Dale explained that for the world to even keep carbon emissions at its current rate, stakeholders would have to do twice as much work than they are already doing.
“Suppose we do it all by growing renewable energy far more quickly. How much would we have to grow over the last three years in order to hold the carbon emissions at a constant? Roughly renewables would have had to grow twice as quickly than they actually did,” he said.
Over the last three years, the use of renewable energy grew by 800 terrawatts per hour (TWh). Dale said for the world to reduce carbon emissions, so that levels would remain as it has for the past three years, renewable energy would have to grow by 1,800 TWh.
“We would have had to replicate the entire system for renewable energy in China and the US combined for the past three years just to maintain the carbon levels at this point.”
He said, however, if the world were to divert ten per cent of their consumption of coal in energy consumption and use natural gas instead, it would have the same effect.
“Coal is such a large portion of the power sector, shifting it into natural gas would be an enormous impact in terms of reduction. If you use natural gas altogether, instead of coal, you would reduce carbon emissions by about half.”
But as it stands, the demand for energy continues to trump the obvious need for a clean environment even in developing countries where power demand is growing rapidly. Dean said in the effort to provide developing countries with power and to maintain the needs of developed countries – which already consume a large amount of energy – using renewable energy to electrify the world would be critical to the process.
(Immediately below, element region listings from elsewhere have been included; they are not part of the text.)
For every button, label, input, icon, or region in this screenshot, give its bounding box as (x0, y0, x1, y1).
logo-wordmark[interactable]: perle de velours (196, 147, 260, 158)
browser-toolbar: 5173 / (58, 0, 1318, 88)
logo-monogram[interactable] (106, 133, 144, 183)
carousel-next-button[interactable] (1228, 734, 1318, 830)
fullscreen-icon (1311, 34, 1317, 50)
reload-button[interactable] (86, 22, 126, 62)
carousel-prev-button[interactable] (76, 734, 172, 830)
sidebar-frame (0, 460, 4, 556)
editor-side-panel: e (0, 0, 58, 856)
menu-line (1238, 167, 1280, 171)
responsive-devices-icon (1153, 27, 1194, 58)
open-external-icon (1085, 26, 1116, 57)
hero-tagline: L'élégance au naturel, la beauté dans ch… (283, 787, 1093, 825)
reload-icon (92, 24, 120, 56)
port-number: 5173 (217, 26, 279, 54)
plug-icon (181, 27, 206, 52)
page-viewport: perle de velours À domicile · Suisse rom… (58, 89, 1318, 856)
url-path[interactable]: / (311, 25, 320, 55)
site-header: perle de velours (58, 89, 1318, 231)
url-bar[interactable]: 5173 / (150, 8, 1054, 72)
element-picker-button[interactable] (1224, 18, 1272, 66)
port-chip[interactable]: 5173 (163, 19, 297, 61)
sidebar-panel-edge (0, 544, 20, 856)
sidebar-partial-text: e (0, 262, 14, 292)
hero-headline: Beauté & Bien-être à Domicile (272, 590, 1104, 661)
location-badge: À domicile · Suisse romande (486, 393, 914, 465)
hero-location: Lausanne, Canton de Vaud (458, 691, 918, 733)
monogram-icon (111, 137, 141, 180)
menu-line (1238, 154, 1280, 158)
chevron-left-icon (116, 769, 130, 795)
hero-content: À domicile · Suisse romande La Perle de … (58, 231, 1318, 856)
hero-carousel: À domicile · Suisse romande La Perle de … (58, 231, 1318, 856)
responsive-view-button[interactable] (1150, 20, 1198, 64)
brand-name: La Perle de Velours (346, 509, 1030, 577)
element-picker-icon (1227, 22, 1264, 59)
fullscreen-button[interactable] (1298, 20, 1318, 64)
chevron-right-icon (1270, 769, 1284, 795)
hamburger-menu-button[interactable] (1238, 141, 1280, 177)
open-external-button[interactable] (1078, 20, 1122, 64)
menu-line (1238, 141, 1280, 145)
But it would not be enough. Dale suggested a multi-faceted approach which included coal to gas switching, increase in the adoption of carbon capture, utilisation, and storage (CCUS), an increase in nuclear energy and an increase in the adoption of an attitude geared toward energy efficiency.
“We often think about electrification and that it would do really good in the reduction of carbon but it would only do good if it goes hand in hand with decarbonisation of power markets.”